Along with new or improved algorithmic applications for chest imaging, watch for word of an AI-powered breathalyzer and other diagnostic techno-weapons aimed at COVID. What they’ll all have in common is full-throated NIH support.
The advance notice comes from speakers at a recent “Artificial Intelligence: New Horizons in Medicine” conference.
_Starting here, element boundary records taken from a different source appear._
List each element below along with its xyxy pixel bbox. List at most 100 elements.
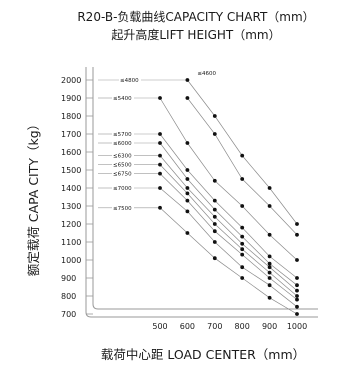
data-point — [240, 204, 245, 208]
data-point — [212, 178, 217, 183]
y-tick-label: 900 — [61, 274, 76, 283]
data-point — [185, 168, 190, 172]
chart-subtitle: 起升高度LIFT HEIGHT（mm） — [111, 27, 280, 42]
data-point — [240, 241, 245, 246]
data-point — [185, 191, 190, 196]
y-tick-label: 1300 — [61, 202, 81, 211]
x-axis-label: 载荷中心距 LOAD CENTER（mm） — [101, 347, 305, 362]
data-point — [240, 276, 245, 280]
x-tick-label: 500 — [152, 322, 167, 331]
data-point — [240, 225, 245, 230]
data-point — [267, 261, 272, 266]
data-point — [295, 304, 299, 309]
data-point — [185, 177, 190, 181]
data-point — [185, 231, 190, 235]
data-point — [240, 177, 245, 181]
height-label: ≤7000 — [113, 186, 132, 192]
series-lines — [159, 79, 298, 315]
data-point — [267, 270, 272, 275]
x-ticks: 500 600 700 800 900 1000 — [152, 322, 307, 331]
y-tick-label: 1500 — [61, 166, 81, 175]
y-tick-label: 1000 — [61, 256, 81, 265]
data-point — [212, 114, 217, 118]
data-point — [295, 222, 299, 226]
series-line — [159, 133, 298, 279]
y-tick-label: 1400 — [61, 184, 81, 193]
series-line — [159, 164, 298, 297]
data-point — [267, 186, 272, 190]
data-point — [295, 294, 299, 298]
series-line — [159, 142, 298, 286]
data-point — [185, 96, 190, 100]
data-point — [212, 240, 217, 244]
data-point — [240, 265, 245, 270]
data-point — [185, 209, 190, 214]
x-tick-label: 600 — [180, 322, 195, 331]
series-line — [159, 97, 298, 261]
data-point — [158, 141, 162, 145]
data-point — [212, 214, 217, 219]
data-point — [158, 96, 162, 100]
data-point — [295, 276, 299, 280]
data-point — [185, 198, 190, 203]
y-tick-label: 2000 — [61, 76, 81, 85]
data-point — [267, 295, 272, 300]
x-tick-label: 900 — [262, 322, 277, 331]
series-line — [159, 187, 298, 308]
series-line — [187, 79, 298, 225]
data-point — [212, 256, 217, 261]
data-point — [267, 232, 272, 237]
height-label: ≤4800 — [120, 78, 139, 84]
label-leaders — [98, 79, 186, 209]
y-tick-label: 700 — [61, 310, 76, 319]
height-label: ≤6000 — [113, 141, 132, 147]
data-point — [295, 312, 299, 316]
height-label: ≤4600 — [197, 71, 216, 77]
data-point — [267, 254, 272, 259]
height-label: ≤6750 — [113, 172, 132, 178]
data-point — [158, 171, 162, 176]
y-tick-label: 1100 — [61, 238, 81, 247]
data-point — [240, 153, 245, 158]
data-point — [158, 186, 162, 190]
x-tick-label: 700 — [207, 322, 222, 331]
data-point — [240, 247, 245, 252]
data-point — [158, 153, 162, 158]
data-point — [267, 265, 272, 270]
data-point — [212, 198, 217, 203]
data-point — [158, 132, 162, 136]
axis-frame-inner — [92, 67, 318, 310]
y-tick-label: 800 — [61, 292, 76, 301]
data-point — [185, 141, 190, 145]
y-ticks: 700 800 900 1000 1100 1200 1300 1400 1500 1600 170… — [61, 76, 93, 319]
data-point — [185, 78, 190, 82]
y-tick-label: 1900 — [61, 94, 81, 103]
x-tick-label: 800 — [235, 322, 250, 331]
height-label: ≤7500 — [113, 206, 132, 212]
data-point — [212, 222, 217, 226]
y-tick-label: 1700 — [61, 130, 81, 139]
data-point — [267, 276, 272, 280]
data-points — [158, 78, 299, 316]
data-point — [267, 204, 272, 208]
height-label: ≤5700 — [113, 132, 132, 138]
height-labels: ≤4800 ≤4600 ≤5400 ≤5700 ≤6000 ≤6300 ≤6500 ≤6750… — [113, 71, 217, 212]
data-point — [185, 186, 190, 190]
data-point — [240, 234, 245, 239]
data-point — [295, 283, 299, 288]
data-point — [212, 207, 217, 212]
series-line — [187, 97, 298, 236]
data-point — [212, 229, 217, 234]
height-label: ≤6500 — [113, 163, 132, 169]
data-point — [240, 252, 245, 257]
data-point — [158, 205, 162, 210]
height-label: ≤6300 — [113, 154, 132, 160]
series-line — [159, 173, 298, 300]
y-axis-label: 额定载荷 CAPA CITY（kg） — [26, 118, 41, 276]
y-tick-label: 1600 — [61, 148, 81, 157]
data-point — [295, 297, 299, 302]
data-point — [295, 258, 299, 262]
series-line — [159, 155, 298, 291]
data-point — [267, 283, 272, 288]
Event coverage is posted in an Aug. 17 news item from Government CIO Media & Research.
The breathalyzer idea was floated by speaker Behrouz Shabestari, PhD, national technology centers program director with the NIH’s National Institute of Biomedical Imaging and Bioengineering (NIBIB).
“I do not see any application that does not have the word AI in it,” Shabestari said at the conference, referring to COVID-related projects in development with the newly formed, NIBIB-funded Medical Imaging and Data Resource Center (MIDRC).
Shabestari added that the pandemic “has become a testbed for AI.”
Reporter Faith Ryan also quotes Alastair Thomson, the CIO of the National Heart, Lung and Blood Institute.
COVID-19 “is not your average respiratory disease—this is going to have long-term effects on the heart, the kidneys, the brain,” Thomson told attendees. “All of these are going to be affected for a long time to come.”
The works-in-progress AI techniques are in play “across the board in every area we’re looking at—whether it’s genomics, imaging or whatever else,” Thomson added. “The applicability of models developed from one modality to another has been startling, and it’s led to some tremendous progress.”